Nic (Brenton Thwaites), Jonah (Beau Knapp), and Haley (Olivia Cooke) are college friends on a road trip, moving Haley cross-country. The big move is putting a strain on Nic and Haley's romantic relationship, as is the unnamed degenerative disease that requires Nic to use crutches. On the trip, they are taunted by a computer hacker who previously hacked them and their school. Nic and Jonah use their own skills to figure out where the hacker, who calls himself Nomad, is logging in from, and they decide to take a detour to track him down and expose his identity. The trail leads to a shack out in the desert, which the guys explore in a scene straight out of “The Blair Witch Project.”

Then all hell breaks loose, and the next thing he knows, Nic is waking up in some sort of hospital facility, where all the staff are wearing hazmat suits.

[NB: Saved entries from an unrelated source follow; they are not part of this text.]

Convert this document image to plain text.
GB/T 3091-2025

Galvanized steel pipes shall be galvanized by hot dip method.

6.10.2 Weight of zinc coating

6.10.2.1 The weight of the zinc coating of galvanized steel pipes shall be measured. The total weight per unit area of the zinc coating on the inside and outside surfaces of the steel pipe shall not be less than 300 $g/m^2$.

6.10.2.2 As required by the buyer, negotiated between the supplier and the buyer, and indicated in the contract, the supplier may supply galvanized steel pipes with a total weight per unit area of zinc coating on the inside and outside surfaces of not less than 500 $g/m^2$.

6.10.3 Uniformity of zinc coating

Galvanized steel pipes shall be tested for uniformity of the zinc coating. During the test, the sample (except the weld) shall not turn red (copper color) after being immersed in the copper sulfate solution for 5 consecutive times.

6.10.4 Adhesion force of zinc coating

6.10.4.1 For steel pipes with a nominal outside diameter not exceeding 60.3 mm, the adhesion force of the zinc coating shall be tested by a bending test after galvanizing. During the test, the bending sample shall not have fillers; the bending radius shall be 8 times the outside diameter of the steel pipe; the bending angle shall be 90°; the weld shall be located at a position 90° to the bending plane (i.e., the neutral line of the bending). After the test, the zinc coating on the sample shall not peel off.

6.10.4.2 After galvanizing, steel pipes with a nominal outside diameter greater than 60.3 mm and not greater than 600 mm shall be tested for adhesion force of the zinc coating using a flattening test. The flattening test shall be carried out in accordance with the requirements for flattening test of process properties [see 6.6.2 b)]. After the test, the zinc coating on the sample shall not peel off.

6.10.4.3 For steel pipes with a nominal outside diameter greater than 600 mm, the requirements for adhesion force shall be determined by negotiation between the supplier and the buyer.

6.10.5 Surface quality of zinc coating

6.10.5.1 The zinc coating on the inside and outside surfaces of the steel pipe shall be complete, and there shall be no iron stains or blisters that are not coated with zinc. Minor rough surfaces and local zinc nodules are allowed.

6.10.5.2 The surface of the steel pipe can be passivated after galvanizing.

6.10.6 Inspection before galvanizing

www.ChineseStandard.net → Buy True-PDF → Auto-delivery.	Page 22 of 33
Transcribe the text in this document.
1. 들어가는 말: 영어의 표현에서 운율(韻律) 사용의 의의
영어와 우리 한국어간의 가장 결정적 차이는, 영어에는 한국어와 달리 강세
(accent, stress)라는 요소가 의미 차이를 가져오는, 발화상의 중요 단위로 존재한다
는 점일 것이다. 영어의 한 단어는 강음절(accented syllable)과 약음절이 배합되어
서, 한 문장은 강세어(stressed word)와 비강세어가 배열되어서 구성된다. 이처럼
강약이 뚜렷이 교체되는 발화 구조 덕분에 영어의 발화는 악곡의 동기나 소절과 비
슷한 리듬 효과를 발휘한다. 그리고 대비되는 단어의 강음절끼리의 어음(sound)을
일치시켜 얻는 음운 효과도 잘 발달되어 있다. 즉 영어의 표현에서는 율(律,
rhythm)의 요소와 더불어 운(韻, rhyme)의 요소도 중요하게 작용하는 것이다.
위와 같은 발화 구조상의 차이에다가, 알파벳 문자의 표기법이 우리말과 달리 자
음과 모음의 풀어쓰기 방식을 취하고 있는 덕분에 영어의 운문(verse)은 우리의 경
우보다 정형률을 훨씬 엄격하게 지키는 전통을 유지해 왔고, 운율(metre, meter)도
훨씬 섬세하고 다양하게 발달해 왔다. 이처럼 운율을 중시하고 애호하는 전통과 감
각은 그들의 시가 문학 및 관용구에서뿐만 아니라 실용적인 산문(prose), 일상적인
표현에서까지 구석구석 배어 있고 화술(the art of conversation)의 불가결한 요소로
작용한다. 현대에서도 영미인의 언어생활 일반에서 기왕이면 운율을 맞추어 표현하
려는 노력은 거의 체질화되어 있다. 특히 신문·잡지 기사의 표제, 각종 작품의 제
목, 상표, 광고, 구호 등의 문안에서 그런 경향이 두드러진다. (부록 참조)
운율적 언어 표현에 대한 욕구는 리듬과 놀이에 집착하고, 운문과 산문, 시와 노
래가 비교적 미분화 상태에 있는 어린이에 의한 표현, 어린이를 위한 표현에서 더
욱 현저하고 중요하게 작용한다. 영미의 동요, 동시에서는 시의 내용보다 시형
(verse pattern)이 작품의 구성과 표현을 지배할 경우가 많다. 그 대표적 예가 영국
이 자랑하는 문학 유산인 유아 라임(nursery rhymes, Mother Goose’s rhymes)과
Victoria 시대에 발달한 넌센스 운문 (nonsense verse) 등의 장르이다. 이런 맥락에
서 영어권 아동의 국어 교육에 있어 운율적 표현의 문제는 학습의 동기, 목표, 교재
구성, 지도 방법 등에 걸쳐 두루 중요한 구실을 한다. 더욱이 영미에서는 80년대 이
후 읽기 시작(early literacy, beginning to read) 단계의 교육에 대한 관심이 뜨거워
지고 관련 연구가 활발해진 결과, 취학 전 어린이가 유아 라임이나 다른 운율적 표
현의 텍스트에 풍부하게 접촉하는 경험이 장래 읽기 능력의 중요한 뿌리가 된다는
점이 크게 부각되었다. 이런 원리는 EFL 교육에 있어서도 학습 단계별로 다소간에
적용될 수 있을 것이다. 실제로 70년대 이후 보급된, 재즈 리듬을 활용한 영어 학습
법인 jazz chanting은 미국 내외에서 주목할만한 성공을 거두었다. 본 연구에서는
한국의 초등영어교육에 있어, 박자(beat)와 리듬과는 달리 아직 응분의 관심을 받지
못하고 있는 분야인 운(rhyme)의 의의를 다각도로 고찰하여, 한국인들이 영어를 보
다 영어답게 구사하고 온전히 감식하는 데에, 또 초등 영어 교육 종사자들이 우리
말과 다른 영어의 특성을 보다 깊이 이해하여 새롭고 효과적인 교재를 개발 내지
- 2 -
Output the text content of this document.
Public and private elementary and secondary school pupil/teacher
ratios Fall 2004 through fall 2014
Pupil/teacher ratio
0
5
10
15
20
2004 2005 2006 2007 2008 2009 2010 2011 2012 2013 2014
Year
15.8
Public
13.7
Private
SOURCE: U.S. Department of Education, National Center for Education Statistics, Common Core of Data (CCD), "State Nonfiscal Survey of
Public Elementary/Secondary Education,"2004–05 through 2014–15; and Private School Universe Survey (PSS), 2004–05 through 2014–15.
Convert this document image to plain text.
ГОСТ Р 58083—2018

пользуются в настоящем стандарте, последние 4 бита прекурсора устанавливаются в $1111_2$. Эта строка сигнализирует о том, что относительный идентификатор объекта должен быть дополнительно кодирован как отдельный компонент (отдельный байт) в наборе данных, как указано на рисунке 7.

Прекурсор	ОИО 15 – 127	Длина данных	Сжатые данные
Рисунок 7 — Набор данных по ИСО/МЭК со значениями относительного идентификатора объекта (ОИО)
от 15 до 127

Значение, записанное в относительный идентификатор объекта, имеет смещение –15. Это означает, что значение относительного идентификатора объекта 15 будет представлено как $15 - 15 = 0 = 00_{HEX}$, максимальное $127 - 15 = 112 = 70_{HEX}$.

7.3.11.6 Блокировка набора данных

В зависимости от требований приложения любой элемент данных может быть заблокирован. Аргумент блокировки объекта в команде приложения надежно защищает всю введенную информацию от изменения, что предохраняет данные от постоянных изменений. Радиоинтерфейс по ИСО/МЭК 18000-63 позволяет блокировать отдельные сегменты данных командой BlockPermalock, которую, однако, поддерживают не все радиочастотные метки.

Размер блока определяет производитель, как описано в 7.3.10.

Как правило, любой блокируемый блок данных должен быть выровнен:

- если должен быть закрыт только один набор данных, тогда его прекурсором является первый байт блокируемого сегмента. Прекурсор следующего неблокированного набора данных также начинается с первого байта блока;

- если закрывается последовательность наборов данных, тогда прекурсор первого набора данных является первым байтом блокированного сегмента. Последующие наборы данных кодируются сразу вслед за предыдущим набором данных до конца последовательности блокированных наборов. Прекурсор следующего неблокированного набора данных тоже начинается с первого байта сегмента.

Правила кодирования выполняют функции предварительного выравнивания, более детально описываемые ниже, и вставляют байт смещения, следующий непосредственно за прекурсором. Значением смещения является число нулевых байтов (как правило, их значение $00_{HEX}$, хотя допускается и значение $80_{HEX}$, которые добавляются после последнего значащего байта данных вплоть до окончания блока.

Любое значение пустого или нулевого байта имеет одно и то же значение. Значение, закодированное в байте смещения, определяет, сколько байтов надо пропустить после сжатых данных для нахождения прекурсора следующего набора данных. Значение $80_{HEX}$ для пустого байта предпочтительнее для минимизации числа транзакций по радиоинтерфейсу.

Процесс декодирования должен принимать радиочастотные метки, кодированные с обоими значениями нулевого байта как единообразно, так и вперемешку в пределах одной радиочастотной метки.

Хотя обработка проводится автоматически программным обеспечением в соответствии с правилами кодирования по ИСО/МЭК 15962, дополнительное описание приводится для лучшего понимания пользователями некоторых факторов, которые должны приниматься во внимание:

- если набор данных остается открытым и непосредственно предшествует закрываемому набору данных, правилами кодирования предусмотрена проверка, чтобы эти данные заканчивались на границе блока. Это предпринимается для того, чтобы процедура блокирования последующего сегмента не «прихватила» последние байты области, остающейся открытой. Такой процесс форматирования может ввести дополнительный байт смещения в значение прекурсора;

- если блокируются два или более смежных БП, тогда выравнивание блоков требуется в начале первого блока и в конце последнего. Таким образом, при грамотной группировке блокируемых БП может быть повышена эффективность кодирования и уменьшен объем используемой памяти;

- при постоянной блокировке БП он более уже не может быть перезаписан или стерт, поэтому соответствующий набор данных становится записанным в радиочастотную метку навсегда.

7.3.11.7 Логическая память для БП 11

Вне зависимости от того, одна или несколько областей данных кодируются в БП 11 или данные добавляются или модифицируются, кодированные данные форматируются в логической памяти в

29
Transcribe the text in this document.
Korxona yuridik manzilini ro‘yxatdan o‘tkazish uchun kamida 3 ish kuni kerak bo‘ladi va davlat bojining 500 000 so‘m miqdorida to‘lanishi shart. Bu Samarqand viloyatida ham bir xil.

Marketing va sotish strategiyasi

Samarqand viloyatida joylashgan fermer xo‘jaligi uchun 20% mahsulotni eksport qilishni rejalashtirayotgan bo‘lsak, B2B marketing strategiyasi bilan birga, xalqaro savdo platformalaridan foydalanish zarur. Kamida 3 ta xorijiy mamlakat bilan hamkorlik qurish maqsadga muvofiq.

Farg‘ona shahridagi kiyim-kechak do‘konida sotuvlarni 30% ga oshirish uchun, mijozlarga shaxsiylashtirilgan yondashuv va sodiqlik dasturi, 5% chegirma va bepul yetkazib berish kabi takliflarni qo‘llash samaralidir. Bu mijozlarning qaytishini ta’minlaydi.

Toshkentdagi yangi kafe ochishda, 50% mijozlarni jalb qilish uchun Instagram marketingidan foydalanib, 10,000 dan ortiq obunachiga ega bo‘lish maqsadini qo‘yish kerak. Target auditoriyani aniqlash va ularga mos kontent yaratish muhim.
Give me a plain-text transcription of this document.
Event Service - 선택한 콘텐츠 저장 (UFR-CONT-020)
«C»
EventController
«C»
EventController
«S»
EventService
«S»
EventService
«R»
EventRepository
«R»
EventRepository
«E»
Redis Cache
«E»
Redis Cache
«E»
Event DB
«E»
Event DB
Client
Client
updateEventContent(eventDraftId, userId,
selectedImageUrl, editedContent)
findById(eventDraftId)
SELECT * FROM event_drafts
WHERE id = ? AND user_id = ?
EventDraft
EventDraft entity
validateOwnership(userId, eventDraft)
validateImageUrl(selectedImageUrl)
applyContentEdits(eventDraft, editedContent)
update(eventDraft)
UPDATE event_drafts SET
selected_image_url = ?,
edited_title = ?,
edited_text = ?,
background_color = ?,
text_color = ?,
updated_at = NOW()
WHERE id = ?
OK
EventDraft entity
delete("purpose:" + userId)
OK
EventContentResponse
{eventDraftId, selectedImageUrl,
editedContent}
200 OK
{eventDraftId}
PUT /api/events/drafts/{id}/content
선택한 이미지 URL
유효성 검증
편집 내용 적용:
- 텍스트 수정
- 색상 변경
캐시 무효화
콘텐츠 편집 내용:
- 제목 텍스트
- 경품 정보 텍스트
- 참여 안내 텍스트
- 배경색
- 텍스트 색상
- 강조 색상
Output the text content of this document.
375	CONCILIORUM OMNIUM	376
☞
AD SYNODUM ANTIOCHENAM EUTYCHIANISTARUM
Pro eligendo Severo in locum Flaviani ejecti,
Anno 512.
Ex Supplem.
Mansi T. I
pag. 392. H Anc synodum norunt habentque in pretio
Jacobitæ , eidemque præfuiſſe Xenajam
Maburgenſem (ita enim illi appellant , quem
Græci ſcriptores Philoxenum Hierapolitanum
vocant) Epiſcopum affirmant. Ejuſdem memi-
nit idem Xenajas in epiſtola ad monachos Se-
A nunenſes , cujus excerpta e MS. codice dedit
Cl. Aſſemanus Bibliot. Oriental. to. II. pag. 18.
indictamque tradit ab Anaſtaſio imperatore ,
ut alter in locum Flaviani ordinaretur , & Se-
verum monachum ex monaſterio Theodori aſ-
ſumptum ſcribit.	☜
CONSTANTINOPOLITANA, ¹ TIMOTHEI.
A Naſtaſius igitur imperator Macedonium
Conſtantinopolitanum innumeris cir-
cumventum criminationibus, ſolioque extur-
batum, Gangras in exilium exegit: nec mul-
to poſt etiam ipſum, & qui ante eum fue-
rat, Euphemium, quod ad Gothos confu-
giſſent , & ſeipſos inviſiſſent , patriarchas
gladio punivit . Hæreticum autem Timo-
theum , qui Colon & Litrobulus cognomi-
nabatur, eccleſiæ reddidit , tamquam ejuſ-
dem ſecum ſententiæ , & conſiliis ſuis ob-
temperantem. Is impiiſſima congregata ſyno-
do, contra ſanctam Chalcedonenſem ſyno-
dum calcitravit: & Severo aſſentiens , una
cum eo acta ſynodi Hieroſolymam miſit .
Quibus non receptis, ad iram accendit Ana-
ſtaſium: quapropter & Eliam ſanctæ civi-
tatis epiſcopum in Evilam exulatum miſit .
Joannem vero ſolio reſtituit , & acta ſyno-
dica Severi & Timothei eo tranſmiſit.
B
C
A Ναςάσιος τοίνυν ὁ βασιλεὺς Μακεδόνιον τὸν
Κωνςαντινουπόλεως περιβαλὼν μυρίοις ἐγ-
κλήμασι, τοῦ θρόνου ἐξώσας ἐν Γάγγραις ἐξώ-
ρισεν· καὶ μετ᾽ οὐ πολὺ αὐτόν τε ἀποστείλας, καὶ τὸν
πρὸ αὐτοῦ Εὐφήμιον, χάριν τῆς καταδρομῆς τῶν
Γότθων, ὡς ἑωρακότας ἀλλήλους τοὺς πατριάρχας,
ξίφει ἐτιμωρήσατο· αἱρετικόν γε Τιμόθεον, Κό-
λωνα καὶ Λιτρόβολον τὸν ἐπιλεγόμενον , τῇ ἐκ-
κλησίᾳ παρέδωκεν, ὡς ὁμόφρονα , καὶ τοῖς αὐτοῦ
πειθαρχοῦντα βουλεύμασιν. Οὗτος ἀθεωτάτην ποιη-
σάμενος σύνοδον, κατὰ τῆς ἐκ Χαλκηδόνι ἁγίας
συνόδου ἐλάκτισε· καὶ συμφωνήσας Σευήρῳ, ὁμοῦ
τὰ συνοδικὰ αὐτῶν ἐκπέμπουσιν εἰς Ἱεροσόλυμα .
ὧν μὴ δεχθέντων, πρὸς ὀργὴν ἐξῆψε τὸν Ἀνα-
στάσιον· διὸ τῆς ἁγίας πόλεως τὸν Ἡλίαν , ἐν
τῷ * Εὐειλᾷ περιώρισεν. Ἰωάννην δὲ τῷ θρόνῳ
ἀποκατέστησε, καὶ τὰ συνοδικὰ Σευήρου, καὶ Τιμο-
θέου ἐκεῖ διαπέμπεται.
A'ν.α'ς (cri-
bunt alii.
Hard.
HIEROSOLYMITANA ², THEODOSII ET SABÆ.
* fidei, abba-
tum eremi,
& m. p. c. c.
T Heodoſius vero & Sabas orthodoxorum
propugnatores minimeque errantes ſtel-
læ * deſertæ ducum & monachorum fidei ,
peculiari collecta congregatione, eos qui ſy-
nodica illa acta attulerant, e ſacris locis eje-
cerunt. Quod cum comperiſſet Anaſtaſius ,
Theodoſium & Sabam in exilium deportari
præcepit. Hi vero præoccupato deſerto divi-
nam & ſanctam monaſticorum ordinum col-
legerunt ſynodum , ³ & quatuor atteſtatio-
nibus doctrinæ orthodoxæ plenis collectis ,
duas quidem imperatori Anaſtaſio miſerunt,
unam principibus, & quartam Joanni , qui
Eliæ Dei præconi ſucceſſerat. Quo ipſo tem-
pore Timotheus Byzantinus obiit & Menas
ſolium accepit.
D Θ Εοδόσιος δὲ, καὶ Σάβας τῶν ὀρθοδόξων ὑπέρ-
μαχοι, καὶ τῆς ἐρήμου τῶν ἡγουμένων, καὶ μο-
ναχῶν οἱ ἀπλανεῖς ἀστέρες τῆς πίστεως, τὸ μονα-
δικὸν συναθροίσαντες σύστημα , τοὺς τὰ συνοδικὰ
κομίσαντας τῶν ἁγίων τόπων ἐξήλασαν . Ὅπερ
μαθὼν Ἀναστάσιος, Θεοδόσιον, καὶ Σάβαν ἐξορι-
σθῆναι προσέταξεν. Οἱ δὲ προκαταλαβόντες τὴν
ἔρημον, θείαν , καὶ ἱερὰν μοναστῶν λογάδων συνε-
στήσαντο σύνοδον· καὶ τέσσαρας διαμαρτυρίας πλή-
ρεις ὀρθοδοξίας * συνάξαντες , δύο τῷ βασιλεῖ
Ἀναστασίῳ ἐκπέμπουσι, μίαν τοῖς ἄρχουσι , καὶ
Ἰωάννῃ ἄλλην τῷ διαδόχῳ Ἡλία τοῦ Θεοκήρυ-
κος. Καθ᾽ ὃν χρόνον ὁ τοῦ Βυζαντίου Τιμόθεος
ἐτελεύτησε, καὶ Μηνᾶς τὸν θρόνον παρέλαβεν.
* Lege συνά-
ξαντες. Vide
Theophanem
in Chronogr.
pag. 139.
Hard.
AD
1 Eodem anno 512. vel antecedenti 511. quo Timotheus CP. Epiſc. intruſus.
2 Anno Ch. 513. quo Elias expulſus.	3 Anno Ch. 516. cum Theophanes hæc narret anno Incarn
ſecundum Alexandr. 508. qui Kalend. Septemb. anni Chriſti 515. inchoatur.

He meets Damon (Laurence Fishburne), apparently some kind of doctor, who reveals that Nic may have come in contact with aliens. Damon won't explain much, and he wants to run all kinds of tests on Nic. Meanwhile, Nic learns that his two friends are also in the facility, and he hatches plans to get them out. The questions of where they are, what happened to them, and whether Damon can be trusted all get answered in time, in sort-of surprising ways.

Writer/director William Eubank more or less succeeds in keeping you glued to the screen, living this disorienting experience through Nic's eyes. The pace of the film is a bit too slow, though, especially given the limited payoff at the end. Eubank could have skipped a lot of the flashbacks to Nic's running days, and really, the story would have been better served up as a 1-hour Black Mirror episode. (Although it still would have been the weakest episode in that series.) As long as the film feels (it's actually only 1h 37m), there are still major plot points that are poorly explained. Meanwhile, the explanations that are finally delivered tend to be lame and/or derivative. The acting is a strong point, both from the young stars and from Laurence Fishburne, who lends the film an air of gravitas, and they all do the best they can with the script they are given. Overall, “The Signal” doesn't look bad for a $4 million independent film, but it serves less as a fully-realized film and more as a demo tape from a promising, young writer/director who still needs to iron out some wrinkles in his craft.